Com toda probabilidade, a competição de milhares pelos votos de milhões se faz de forma tão caótica que se torna impossível estimar qual o rendimento em sufrágios por real gasto em diferentes formas de propaganda: mala direta, pagamento a cabos eleitorais, a porta- bandeiras, anúncios em jornais etc., etc.. Não há como racionalizar os gastos e nem como verificar a posteriori de que modo os votos obtidos foram conquistados. O resultado desta “luta nas trevas” é que cada candidato é obrigado a procurar obter o máximo de reais na esperança de converte-los num número suficiente de votos que lhe permita prosseguir na carreira.

O efeito global é a maximização dos gastos. Na dúvida, aceita-se a hipótese de que (com exceção de alguns nomes célebres), o eleitorado escolherá os que forem capazes de difundir com mais força – no espaço e no tempo – o seu nome e o seu número, acompanhados por ‘plataformas’ eleitorais de qualquer natureza. Se um determinado número de candidatos fizer campanhas mais caras, os demais candidatos redobrarão seus esforços para fazer o mesmo, pois qualquer voto perdido para uns é voto ganho por outros, o que vale sobretudo para candidatos do mesmo partido, que disputam entre si os assentos efetivamente ganhos por sua legenda.

Há assim uma emulação para gastar o máximo. E de onde pode provir todo este dinheiro? Uma parte pequena dos próprios candidatos; outra parte pequena de empréstimos, pois o crédito para campanha eleitoral deve andar escasso (dada a inadimplência provável dos candidatos derrotados, necessariamente a maioria). O resto  deve ser arrecadado como contribuições de amigos, parentes, partidários e sobretudo de empresas, com interesses diretos na atividade legislativa. E, com alta probabilidade, de negociatas políticas em que entram compras superfaturadas, venda de apoio a projetos e candidatos e muita coisa mais.
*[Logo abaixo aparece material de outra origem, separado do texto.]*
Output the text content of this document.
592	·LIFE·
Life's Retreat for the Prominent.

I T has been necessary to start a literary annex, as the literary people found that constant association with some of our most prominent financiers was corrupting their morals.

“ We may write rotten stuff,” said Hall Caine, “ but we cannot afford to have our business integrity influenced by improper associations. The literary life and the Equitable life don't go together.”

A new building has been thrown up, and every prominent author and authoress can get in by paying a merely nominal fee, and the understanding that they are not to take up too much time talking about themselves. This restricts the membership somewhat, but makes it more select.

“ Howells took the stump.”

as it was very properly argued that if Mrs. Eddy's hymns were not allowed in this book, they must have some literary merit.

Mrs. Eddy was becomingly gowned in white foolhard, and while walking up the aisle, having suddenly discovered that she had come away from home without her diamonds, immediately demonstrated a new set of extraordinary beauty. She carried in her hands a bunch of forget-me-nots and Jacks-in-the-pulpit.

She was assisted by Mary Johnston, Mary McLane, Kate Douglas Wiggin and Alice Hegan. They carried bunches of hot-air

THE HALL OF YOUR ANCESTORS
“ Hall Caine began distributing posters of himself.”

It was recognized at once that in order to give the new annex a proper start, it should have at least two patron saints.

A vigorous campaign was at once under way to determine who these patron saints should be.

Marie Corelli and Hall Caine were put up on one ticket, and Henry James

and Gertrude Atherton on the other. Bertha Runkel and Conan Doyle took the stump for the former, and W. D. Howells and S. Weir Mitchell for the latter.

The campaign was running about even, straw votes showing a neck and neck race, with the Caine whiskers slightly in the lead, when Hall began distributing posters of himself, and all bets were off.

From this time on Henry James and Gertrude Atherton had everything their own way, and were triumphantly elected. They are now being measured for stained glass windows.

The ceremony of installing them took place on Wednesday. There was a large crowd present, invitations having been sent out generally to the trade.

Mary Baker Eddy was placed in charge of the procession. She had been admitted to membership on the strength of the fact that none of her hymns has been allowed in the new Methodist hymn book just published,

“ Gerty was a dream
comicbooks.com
O predomínio do dinheiro na constituição dos legislativos já vem de longe. E ele tende a se acentuar. A cada eleição, os candidatos com menos escrúpulos e por isso com mais dinheiro se elegem e os outros, quanto mais éticos menos aquinhoados, são derrotados. Neste panorama, a corrupção das lideranças populares de favelas e vilas da periferia, de sindicatos e associações etc. avança avassaladoramente. O apoio de lideranças religiosas também tem seu preço.  Pelo que se sabe, há um mercado de votos, sobretudo das populações de baixa renda e o preço não cessa de subir, na medida em que mais dinheiro é investido em candidaturas flexíveis e pragmáticas.

Há aqui um ângulo de classe, que ajuda a entender a “dissonância cognitiva” entre a classe média, sua intelectualidade e sua mídia, de um lado, e os políticos profissionais, de outro. Os votos da classe média – das pessoas de renda e escolaridade acima da média – em princípio não são compráveis por dinheiro. É neste conjunto que se encontram votos orientados por convicções, pelo conhecimento dos candidatos (que em sua maioria provêm desta classe) e eventualmente por idiossincrasias. Os formadores de opinião, que exercem real influência neste eleitorado não se deixam comprar, mesmo porque não precisam tanto de dinheiro.
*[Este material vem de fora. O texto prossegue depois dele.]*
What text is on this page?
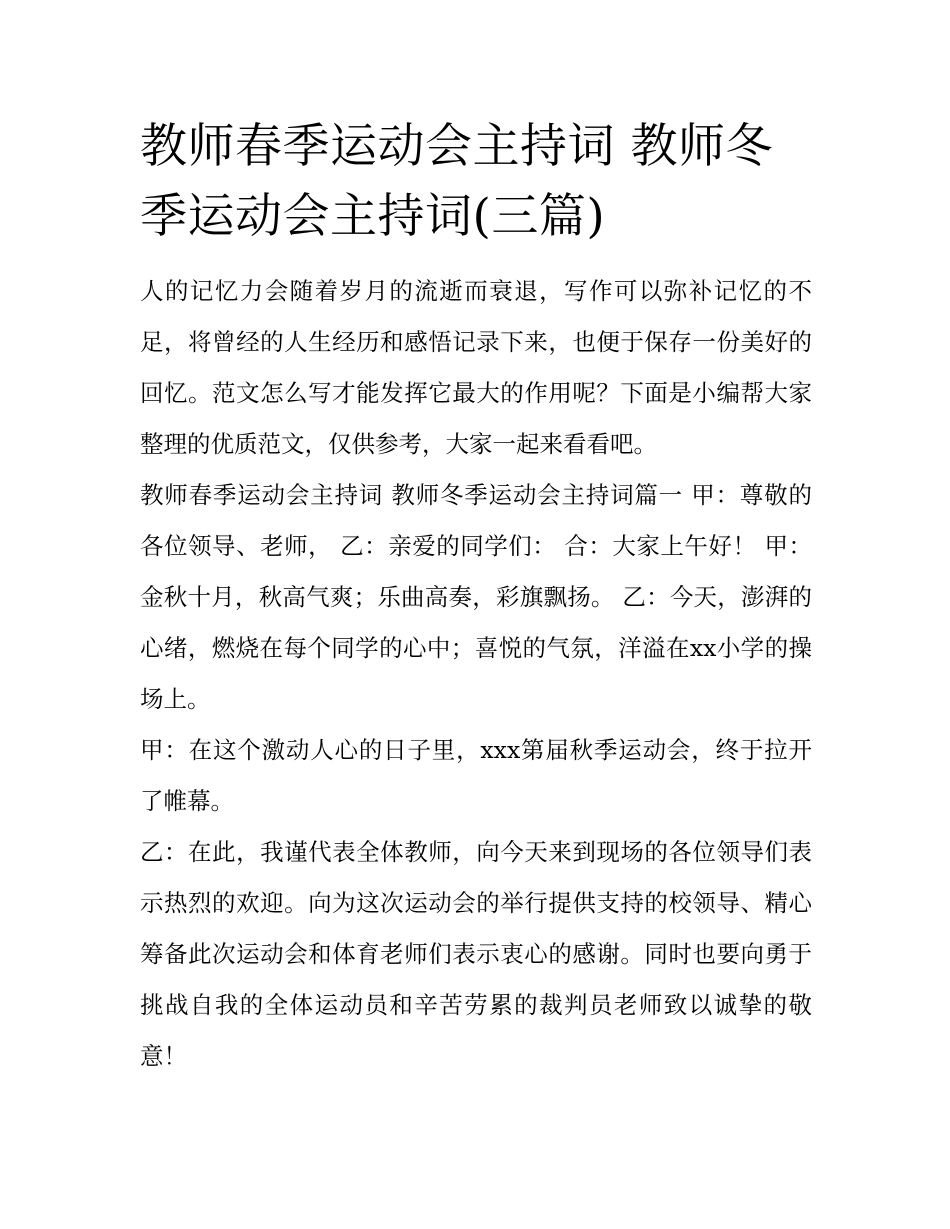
教师春季运动会主持词 教师冬季运动会主持词(三篇)

人的记忆力会随着岁月的流逝而衰退，写作可以弥补记忆的不足，将曾经的人生经历和感悟记录下来，也便于保存一份美好的回忆。范文怎么写才能发挥它最大的作用呢？下面是小编帮大家整理的优质范文，仅供参考，大家一起来看看吧。

教师春季运动会主持词 教师冬季运动会主持词篇一 甲：尊敬的各位领导、老师， 乙：亲爱的同学们： 合：大家上午好！ 甲：金秋十月，秋高气爽；乐曲高奏，彩旗飘扬。 乙：今天，澎湃的心绪，燃烧在每个同学的心中；喜悦的气氛，洋溢在xx小学的操场上。

甲：在这个激动人心的日子里，xxx第届秋季运动会，终于拉开了帷幕。

乙：在此，我谨代表全体教师，向今天来到现场的各位领导们表示热烈的欢迎。向为这次运动会的举行提供支持的校领导、精心筹备此次运动会和体育老师们表示衷心的感谢。同时也要向勇于挑战自我的全体运动员和辛苦劳累的裁判员老师致以诚挚的敬意！
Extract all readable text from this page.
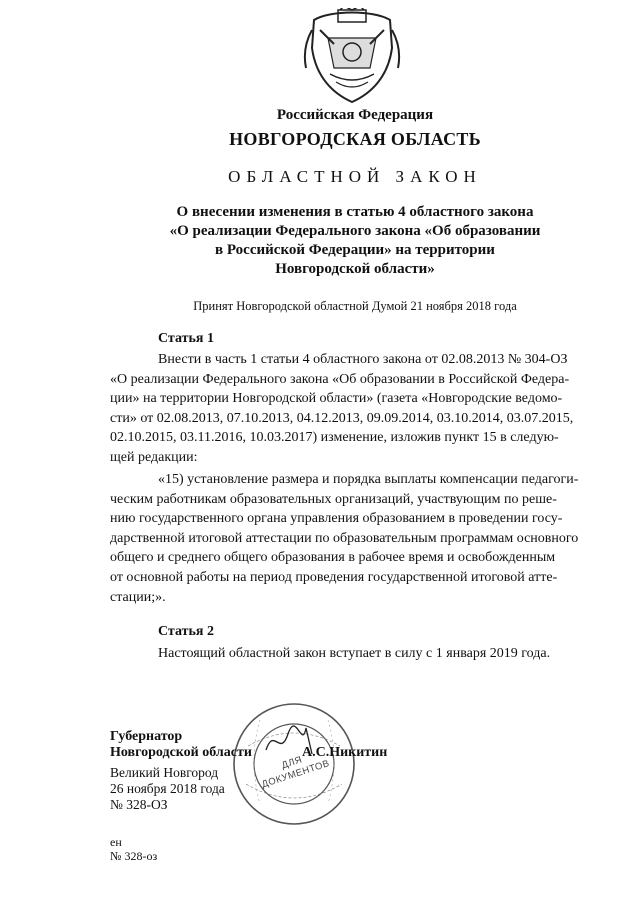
Российская Федерация
НОВГОРОДСКАЯ ОБЛАСТЬ
ОБЛАСТНОЙ ЗАКОН
О внесении изменения в статью 4 областного закона
«О реализации Федерального закона «Об образовании
в Российской Федерации» на территории
Новгородской области»
Принят Новгородской областной Думой 21 ноября 2018 года
Статья 1
Внести в часть 1 статьи 4 областного закона от 02.08.2013 № 304-ОЗ
«О реализации Федерального закона «Об образовании в Российской Федера-
ции» на территории Новгородской области» (газета «Новгородские ведомо-
сти» от 02.08.2013, 07.10.2013, 04.12.2013, 09.09.2014, 03.10.2014, 03.07.2015,
02.10.2015, 03.11.2016, 10.03.2017) изменение, изложив пункт 15 в следую-
щей редакции:
«15) установление размера и порядка выплаты компенсации педагоги-
ческим работникам образовательных организаций, участвующим по реше-
нию государственного органа управления образованием в проведении госу-
дарственной итоговой аттестации по образовательным программам основного
общего и среднего общего образования в рабочее время и освобожденным
от основной работы на период проведения государственной итоговой атте-
стации;».
Статья 2
Настоящий областной закон вступает в силу с 1 января 2019 года.
ДЛЯ ДОКУМЕНТОВ
Губернатор
Новгородской области	А.С.Никитин
Великий Новгород
26 ноября 2018 года
№ 328-ОЗ
ен
№ 328-оз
Fazem parte deste eleitorado também pessoas de baixa renda, mas com fortes convicções ideológicas e éticas. São estes que podem, em seu próprio meio residencial, profissional, religioso, racial etc., se contrapor às lideranças alugadas por candidatos endinheirados e contribuir verdadeiramente para impedir a degeneração final e irremediável dos legislativos. Há, portanto, espaço para o que se poderia chamar de voto consciente, que pode crescer à medida que parcelas crescentes da população ultrapassarem a barreira de  algo como 5 salários mínimos. Acima deste valor, as pessoas têm mais escolaridade, leitura, atividade política e/ou social, mais compreensão do valor vital da ética para o desenvolvimento da democracia no Brasil.
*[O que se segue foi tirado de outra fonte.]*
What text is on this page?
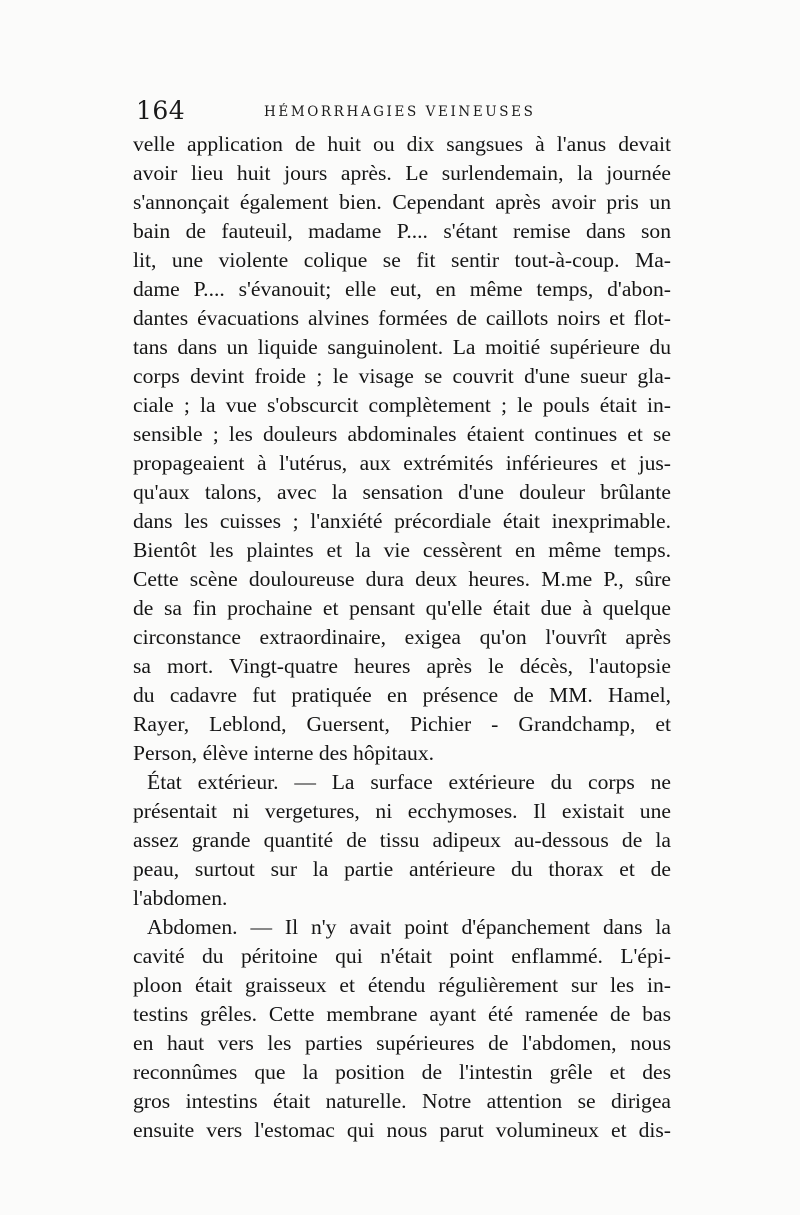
164	HÉMORRHAGIES VEINEUSES
velle application de huit ou dix sangsues à l'anus devait
avoir lieu huit jours après. Le surlendemain, la journée
s'annonçait également bien. Cependant après avoir pris un
bain de fauteuil, madame P.... s'étant remise dans son
lit, une violente colique se fit sentir tout-à-coup. Ma-
dame P.... s'évanouit; elle eut, en même temps, d'abon-
dantes évacuations alvines formées de caillots noirs et flot-
tans dans un liquide sanguinolent. La moitié supérieure du
corps devint froide ; le visage se couvrit d'une sueur gla-
ciale ; la vue s'obscurcit complètement ; le pouls était in-
sensible ; les douleurs abdominales étaient continues et se
propageaient à l'utérus, aux extrémités inférieures et jus-
qu'aux talons, avec la sensation d'une douleur brûlante
dans les cuisses ; l'anxiété précordiale était inexprimable.
Bientôt les plaintes et la vie cessèrent en même temps.
Cette scène douloureuse dura deux heures. M.me P., sûre
de sa fin prochaine et pensant qu'elle était due à quelque
circonstance extraordinaire, exigea qu'on l'ouvrît après
sa mort. Vingt-quatre heures après le décès, l'autopsie
du cadavre fut pratiquée en présence de MM. Hamel,
Rayer, Leblond, Guersent, Pichier - Grandchamp, et
Person, élève interne des hôpitaux.
État extérieur. — La surface extérieure du corps ne
présentait ni vergetures, ni ecchymoses. Il existait une
assez grande quantité de tissu adipeux au-dessous de la
peau, surtout sur la partie antérieure du thorax et de
l'abdomen.
Abdomen. — Il n'y avait point d'épanchement dans la
cavité du péritoine qui n'était point enflammé. L'épi-
ploon était graisseux et étendu régulièrement sur les in-
testins grêles. Cette membrane ayant été ramenée de bas
en haut vers les parties supérieures de l'abdomen, nous
reconnûmes que la position de l'intestin grêle et des
gros intestins était naturelle. Notre attention se dirigea
ensuite vers l'estomac qui nous parut volumineux et dis-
A indignação que se apossou da classe média por ocasião da revelação dos sucessivos escândalos políticos, pode ter dois desenlaces opostos. Um é o desespero, é a desilusão com a política e com a democracia, que desemboca no voto nulo, no protesto inócuo da abstenção e no desencanto completo com o país e com o povo brasileiro. O outro é a mobilização para o combate à corrupção, à torrente de dinheiro que se origina nos interesses privados em negócios escusos e que envenena as disputas eleitorais, ensejando a frustração contínua das esperanças da vasta maioria dos brasileiros, cujos pecados maiores são o alheamento da política e a santa ignorância de que nela se decide o nosso futuro e a de nossa descendência.

O combate à corrupção deve ter duas frentes: uma é o desenvolvimento da consciência política do povão, derivado das lutas por mais e melhores serviços públicos para a maioria dos que não têm dinheiro para compra-los no mercado; a outra, é a reforma política que não  pode ser o voto distrital (que magnífica a representação dos que têm maioria apenas simples à custa da exclusão total dos minoritários.)[1]

Na primeira frente, trata-se de politizar as lutas sociais, capacitando as lideranças a assumir posições de representação política, em estreita ligação com as organizações dos representados. A capacitação política da população deve ser tarefa de partidos com vocação democrática e movimentos sociais de massa, mediante o engajamento das entidades de educação de jovens e adultos, de inclusão digital, de alfabetização de adultos etc..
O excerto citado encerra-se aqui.